Can CO2 data be used in court?

In addition to the annual reports, rich countries are also required to submit biennially on steps they're taking to limit emissions and provide finance and technology to poor countries. The United States submitted its last report in 2016, and the next would be due in 2018. Wealthy countries are also required to provide periodic information on other issues. It's unclear how the Trump team will respond to those requirements.

If Trump gets a second term and completes the Paris exit, he wouldn't need to conduct biennial reviews. That's because those are performed under the Cancun Agreements and run through 2020. Paris succeeds it, but the United States would no longer be a party to it.

Transparency of data that show the international community "we're moving in the right direction" would "be helpful" even if the United States recedes to the background on climate, said Elliot Diringer, executive vice president of the Center for Climate and Energy Solutions.

But he noted those annual reports are static, giving a retrospective marker of U.S. emissions. By leaving Paris, the United States wouldn't be obligated to give updates about its progress toward meeting its out-year emissions targets as it currently does through biennial reports, Diringer said.

All that said, the most significant damage may come from the ability to measure other nations' emissions.
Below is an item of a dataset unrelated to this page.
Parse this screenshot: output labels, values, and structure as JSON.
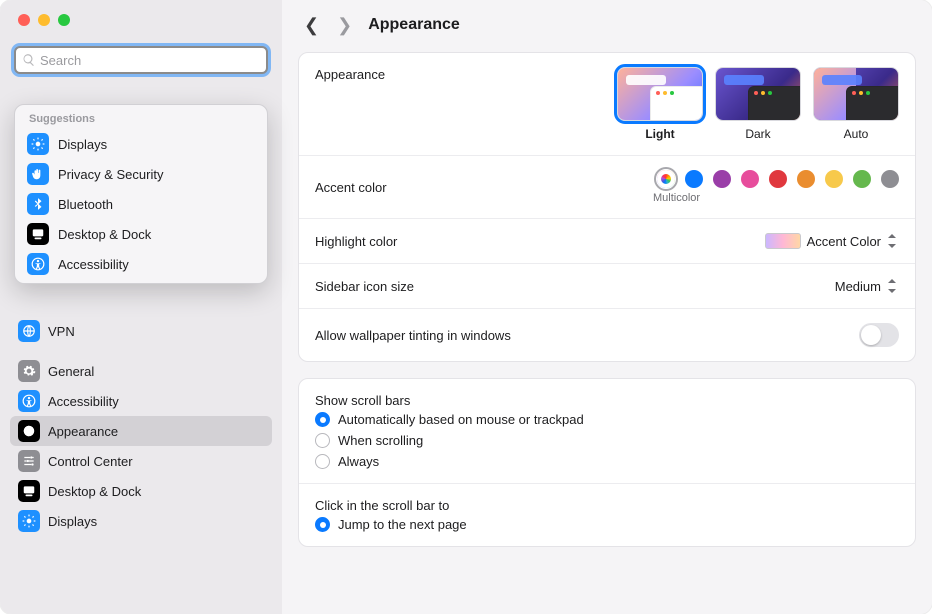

The potential decimation of climate science programs at NOAA and NASA, along with vacancies at the White House Council on Environmental Quality and the Office of Science and Technology Policy, could hamstring valuable programs, said Andrew Light, a former State Department climate change adviser in the Obama administration.

"Other parties have to be able to scrutinize that and know that that's accurate," Light said. "I think it's even a bigger problem if we lose our understanding of what other countries are doing."

That the Trump administration will continue reporting its emissions, however, opens it to potential legal issues, international environmental law experts argued. That's because they'll still provide a breathing example of progress — or lack thereof — on emissions.

If emissions tick upward, the data submitted as part of the UNFCCC process could be used to show the administration is violating the Clean Air Act, Carroll Muffett, CEO of the Center for International Environmental Law, told E&E News. That's because the data would demonstrate a flouting of the endangerment finding, he said.

The data also could affect ongoing court cases, such as Juliana v. United States, in which children are suing the Trump administration for not pursuing carbon mitigation aggressively enough, noted David Hunter, a environmental law professor at the American University Washington College of Law. While that data might be gleaned in different ways, Hunter said in an email, "The U.S. likely wouldn't be able to challenge the reliability of this data in court because it is an official submission."

Others are less convinced emissions reporting would handcuff the Trump EPA because of the deference given to the agency to interpret statute.

"If an administration, like the current one, adopts a more straightforward interpretation of the statute in response to a petition demanding that it regulate utility emissions, a court would have little choice but to defer to that interpretation," Andrew Grossman, an attorney at BakerHostetler, said in an email.